Waterhouse & Dodd Launches a New Madison Avenue Space with Impressionist and Modern Masters
Changes are afoot at Waterhouse & Dodd, the London- and New York-based art dealers that have been in business since 1870. After growing out of the original gallery on Bond Street and opening a new exhibition space in Mayfair last year, history is repeating itself on this side of the pond, with the New York gallery now moving into a larger venue. It is just one door down on Madison Avenue, but the new gallery has an impressive 22 feet of windows, not to mention a new art director, Stefany Sekara Morris, a former senior specialist in the Impressionist and Modern Art department at Christie’s.
The inaugural show at 960 Madison Avenue is a reflection of Morris’ expertise and Waterhouse & Dodd’s continuing focus on heavy-hitting European and American artists from impressionist, modern, and contemporary periods. Featured impressionist works include Renoir’s Paysage du Midi avec vue sur la mer (1905)and Loiseau’s Bords de l'Eure (1920), alongside both the eerie Figure at the Window (1892) by Édouard Vuillardand a pair of Picasso works, notably Deux baigneuses, a delicate ink painting from 1923. But generally speaking,the inaugural exhibition is heavier on modern and contemporary art: there’s Basquiat’s Free Comb (1986), Damien Hirst’s Elaidic Anhydride (2007), and Cindy Sherman’s Madame de Pompadour née Poisson (1721-1764), a silk-screened and handpainted porcelain work from 1990. A few lesser-known artists add interest, especially the stark black-and-white portrayals of natural landscapes—from Xavier Guardans’ stark pigment print Hidden Valley No 8, California (2011) to Karen Gunderson’s oil-on-linen work, the haunting Waves Off Wellfleet (2013).
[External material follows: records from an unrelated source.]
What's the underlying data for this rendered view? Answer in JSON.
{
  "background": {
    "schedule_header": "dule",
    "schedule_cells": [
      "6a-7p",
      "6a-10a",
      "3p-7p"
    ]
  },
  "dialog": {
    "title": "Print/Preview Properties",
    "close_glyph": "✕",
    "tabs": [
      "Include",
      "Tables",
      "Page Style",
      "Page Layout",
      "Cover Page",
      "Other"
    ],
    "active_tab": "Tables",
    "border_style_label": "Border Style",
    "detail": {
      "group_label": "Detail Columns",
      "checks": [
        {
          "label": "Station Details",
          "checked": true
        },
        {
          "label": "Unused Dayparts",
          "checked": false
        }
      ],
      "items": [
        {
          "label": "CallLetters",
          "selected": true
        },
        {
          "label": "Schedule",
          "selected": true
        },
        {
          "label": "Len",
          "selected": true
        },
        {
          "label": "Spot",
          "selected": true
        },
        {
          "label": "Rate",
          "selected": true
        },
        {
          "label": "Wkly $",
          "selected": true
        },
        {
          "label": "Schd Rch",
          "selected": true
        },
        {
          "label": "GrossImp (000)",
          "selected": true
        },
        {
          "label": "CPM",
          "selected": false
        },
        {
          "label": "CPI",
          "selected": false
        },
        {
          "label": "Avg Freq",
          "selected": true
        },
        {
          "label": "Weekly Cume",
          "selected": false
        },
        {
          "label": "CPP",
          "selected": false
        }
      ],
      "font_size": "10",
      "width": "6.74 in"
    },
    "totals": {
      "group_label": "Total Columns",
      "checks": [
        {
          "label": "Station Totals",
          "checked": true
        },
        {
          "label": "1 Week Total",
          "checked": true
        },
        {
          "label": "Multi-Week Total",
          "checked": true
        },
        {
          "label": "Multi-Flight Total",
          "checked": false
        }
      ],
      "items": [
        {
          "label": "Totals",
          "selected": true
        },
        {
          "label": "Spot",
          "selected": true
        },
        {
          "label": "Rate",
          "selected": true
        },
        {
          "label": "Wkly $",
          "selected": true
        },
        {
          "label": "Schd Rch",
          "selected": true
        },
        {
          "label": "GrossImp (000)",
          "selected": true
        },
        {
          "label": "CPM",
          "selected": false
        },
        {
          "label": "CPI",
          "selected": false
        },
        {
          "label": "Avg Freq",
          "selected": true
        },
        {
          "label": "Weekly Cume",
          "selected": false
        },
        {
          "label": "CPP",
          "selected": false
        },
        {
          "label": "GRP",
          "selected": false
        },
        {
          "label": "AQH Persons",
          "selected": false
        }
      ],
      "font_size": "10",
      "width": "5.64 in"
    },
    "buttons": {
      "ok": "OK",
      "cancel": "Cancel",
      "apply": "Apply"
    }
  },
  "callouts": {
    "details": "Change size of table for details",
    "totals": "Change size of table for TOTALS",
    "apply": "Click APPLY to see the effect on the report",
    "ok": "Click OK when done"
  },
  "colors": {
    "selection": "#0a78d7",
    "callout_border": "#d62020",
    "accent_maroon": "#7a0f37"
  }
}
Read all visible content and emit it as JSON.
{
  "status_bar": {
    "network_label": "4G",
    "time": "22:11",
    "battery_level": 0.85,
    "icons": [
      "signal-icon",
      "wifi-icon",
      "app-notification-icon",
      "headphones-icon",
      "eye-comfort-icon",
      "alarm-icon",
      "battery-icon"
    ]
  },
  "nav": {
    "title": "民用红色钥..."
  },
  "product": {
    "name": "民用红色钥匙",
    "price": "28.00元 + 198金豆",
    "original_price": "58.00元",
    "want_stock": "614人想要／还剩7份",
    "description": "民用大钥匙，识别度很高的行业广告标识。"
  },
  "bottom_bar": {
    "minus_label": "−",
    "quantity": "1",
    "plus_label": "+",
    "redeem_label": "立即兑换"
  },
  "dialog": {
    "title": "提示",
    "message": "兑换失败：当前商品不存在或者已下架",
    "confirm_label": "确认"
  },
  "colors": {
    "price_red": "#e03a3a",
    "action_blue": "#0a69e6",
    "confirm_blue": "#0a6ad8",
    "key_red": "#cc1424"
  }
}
All told, the inaugural show offers an impressively diverse range of works, and the airy new second-story gallery is a suitably sleek and light-filled space in which to display them. Co-founder Ray Waterhouse echoed the sentiment when he spoke to a reporter in late August: “I’ve been searching for the right space since I moved to New York three years ago and delighted we now have a gallery here to equal the one in London.”
—Bridget Gleeson
Waterhouse & Dodd's inaugural show at 960 Madison Avenue is on view in New York, Nov. 4–Dec. 19, 2014.